Testing and modeling
On-site staged tests, parameter estimation, and third-party model validation. Include budget for a second round after a major firmware change.
Operations and analytics
Historian extensions, event automation, analytics subscriptions, and internal training so engineers can interpret results.

On the benefit side, quantify avoided losses from nuisance trips, reduced curtailment risk on weak lines, and new ancillary service revenue. Many owners find that one or two market products combined with fewer unplanned outages cover the compliance investment in a few years.

A two-year action plan for owners and developers

0 to 90 days

Run a gap assessment across settings, models, firmware, and monitoring. Document what you have and what is missing for each plant.
Confirm NERC registration status for each facility and whether third parties need to be identified in compliance roles.
Engage inverter and plant controller vendors to secure supported firmware paths to grid forming or at least enhanced grid-following modes.

3 to 9 months

Procure and install disturbance monitoring, time synchronization, and data pipeline upgrades at the point of interconnection and plant controller.
Stage a pilot validation on one plant to learn the test choreography and report templates. Use those templates for the fleet.
Align with your ISO on testing windows and telemetry formats to avoid rework.

9 to 18 months

Execute model validation fleet-wide, beginning with weak-grid or high-risk plants. Update models and submit evidence packages.
Complete firmware and controller upgrades and redo key tests to prove improved ride through.
Prequalify for at least one market product that your plant can reliably deliver.

Ongoing

Treat firmware as a program, not a project. Maintain a version roadmap and a change control process that triggers model updates.
Automate event analytics and hold monthly performance reviews that include vendors.
Keep a fleet book that tracks which plants can serve which market products and refresh it after every upgrade.

What ISOs and utilities should do next

Publish clear test protocols and model acceptance criteria that match the new standards and avoid duplicative testing.
Provide secure data exchange paths so owners can deliver disturbance data quickly without ad hoc file transfers.
Establish feedback loops. After a significant event, convene owners and vendors for a short, structured review that drives parameter fixes within weeks, not months.
Recognize and reward proven performance through accreditation methods that value fast, accurate response and verified ride through.

Common traps and how to avoid them

Misaligned protection settings between collector feeders, inverters, and the point-of-interconnection relay that cause unnecessary trips during shallow voltage dips.
Plant controller limits that throttle reactive current just when fault response is needed most.
Firmware updates pushed to a subset of inverters without updating the plant controller, resulting in uneven behavior and oscillations.
Time synchronization drift that turns good data into unusable data.

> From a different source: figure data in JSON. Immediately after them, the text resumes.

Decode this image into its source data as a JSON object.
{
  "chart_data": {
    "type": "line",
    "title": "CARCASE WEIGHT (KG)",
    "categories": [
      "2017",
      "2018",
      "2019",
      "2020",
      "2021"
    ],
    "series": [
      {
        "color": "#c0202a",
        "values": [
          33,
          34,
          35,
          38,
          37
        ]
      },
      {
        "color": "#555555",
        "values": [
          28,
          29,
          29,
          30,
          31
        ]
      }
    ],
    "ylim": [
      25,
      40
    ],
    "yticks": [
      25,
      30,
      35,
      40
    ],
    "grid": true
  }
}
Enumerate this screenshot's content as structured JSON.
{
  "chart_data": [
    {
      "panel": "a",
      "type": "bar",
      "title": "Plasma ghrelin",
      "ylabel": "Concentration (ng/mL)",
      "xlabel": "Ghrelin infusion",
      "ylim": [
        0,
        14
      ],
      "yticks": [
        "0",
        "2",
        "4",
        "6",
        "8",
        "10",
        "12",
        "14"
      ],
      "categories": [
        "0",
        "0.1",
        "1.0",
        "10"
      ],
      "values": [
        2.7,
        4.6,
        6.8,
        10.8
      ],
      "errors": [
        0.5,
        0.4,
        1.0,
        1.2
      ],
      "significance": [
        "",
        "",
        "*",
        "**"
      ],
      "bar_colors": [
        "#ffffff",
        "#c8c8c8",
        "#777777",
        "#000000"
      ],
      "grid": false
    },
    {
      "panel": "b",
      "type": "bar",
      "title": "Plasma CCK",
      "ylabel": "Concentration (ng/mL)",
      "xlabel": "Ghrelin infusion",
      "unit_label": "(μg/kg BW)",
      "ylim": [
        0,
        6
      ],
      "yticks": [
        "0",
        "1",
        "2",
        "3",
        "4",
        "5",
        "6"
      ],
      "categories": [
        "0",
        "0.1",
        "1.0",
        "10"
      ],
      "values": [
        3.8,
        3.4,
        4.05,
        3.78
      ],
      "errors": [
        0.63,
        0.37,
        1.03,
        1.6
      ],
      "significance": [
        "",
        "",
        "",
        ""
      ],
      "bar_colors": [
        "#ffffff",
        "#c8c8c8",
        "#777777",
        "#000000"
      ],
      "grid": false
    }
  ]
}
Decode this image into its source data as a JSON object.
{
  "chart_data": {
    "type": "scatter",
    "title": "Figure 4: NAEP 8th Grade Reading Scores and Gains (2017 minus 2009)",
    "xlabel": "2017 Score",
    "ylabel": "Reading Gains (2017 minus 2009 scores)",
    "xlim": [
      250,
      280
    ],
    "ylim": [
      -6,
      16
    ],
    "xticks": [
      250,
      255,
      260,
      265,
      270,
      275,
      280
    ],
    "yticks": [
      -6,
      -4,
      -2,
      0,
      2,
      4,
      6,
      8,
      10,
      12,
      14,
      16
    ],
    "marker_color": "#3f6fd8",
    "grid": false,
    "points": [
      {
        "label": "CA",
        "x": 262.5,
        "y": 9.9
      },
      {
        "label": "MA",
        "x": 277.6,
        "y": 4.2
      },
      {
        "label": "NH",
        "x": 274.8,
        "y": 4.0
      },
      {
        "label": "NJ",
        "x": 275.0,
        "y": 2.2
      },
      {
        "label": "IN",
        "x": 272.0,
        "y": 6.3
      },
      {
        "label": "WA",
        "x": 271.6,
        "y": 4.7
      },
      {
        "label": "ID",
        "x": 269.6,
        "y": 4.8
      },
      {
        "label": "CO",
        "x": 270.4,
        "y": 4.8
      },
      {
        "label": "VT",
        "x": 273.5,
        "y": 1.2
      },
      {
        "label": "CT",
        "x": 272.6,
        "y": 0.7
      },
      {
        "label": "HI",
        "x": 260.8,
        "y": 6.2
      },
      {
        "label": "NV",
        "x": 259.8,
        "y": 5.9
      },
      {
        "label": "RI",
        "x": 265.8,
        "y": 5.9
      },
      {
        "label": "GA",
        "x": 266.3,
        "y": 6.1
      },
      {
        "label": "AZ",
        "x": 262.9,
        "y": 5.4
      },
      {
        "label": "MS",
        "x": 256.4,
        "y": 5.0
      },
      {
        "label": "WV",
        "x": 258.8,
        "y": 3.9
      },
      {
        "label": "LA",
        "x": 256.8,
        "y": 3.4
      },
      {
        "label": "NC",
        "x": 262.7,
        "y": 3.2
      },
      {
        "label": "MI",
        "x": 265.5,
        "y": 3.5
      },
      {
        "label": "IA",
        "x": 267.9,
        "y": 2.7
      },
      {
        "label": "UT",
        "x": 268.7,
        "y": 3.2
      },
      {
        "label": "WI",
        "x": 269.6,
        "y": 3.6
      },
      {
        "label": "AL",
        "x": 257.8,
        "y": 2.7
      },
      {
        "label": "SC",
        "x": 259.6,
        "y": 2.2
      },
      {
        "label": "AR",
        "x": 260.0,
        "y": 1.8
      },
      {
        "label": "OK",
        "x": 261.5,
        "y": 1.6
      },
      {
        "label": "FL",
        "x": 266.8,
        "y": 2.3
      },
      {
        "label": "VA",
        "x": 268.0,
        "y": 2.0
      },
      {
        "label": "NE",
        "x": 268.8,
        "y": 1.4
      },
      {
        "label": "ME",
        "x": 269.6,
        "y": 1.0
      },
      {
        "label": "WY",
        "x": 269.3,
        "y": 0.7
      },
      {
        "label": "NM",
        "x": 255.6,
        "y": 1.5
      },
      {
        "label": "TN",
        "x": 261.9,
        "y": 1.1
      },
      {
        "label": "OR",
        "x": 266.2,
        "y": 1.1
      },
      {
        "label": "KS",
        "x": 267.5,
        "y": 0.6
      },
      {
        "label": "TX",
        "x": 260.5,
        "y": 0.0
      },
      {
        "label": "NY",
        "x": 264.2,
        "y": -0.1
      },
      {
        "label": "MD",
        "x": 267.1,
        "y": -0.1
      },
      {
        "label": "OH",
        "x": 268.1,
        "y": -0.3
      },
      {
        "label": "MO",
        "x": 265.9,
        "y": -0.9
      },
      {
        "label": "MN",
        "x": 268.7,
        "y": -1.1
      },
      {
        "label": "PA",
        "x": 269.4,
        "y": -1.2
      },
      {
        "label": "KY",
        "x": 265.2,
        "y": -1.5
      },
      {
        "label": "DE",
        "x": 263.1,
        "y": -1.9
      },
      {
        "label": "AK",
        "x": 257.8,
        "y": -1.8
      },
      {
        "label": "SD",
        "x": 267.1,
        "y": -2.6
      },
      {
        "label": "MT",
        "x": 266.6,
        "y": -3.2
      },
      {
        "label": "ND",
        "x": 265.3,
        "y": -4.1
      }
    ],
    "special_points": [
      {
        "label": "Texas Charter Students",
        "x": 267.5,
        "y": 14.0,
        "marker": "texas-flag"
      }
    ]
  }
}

Invest in better clocks and monitor them.
Models that pass a desktop check but fail against real events because parameters were never estimated from data. Always tune from measurement.

The bottom line

The 2025 IBR rules close the chapter on voluntary grid support. Through 2026 the focus shifts to execution. Owners who treat ride through, validated models, and disturbance monitoring as a single program will clear compliance, earn trust with grid operators, and unlock new revenue. Grid-forming controls and well-managed firmware turn plants into stabilizing anchors rather than fair-weather neighbors. The grid will be stronger for it, and the best-run fleets will be more profitable. Compliance is no longer a cost center. It is a feature that wins interconnections, market access, and lasting advantage.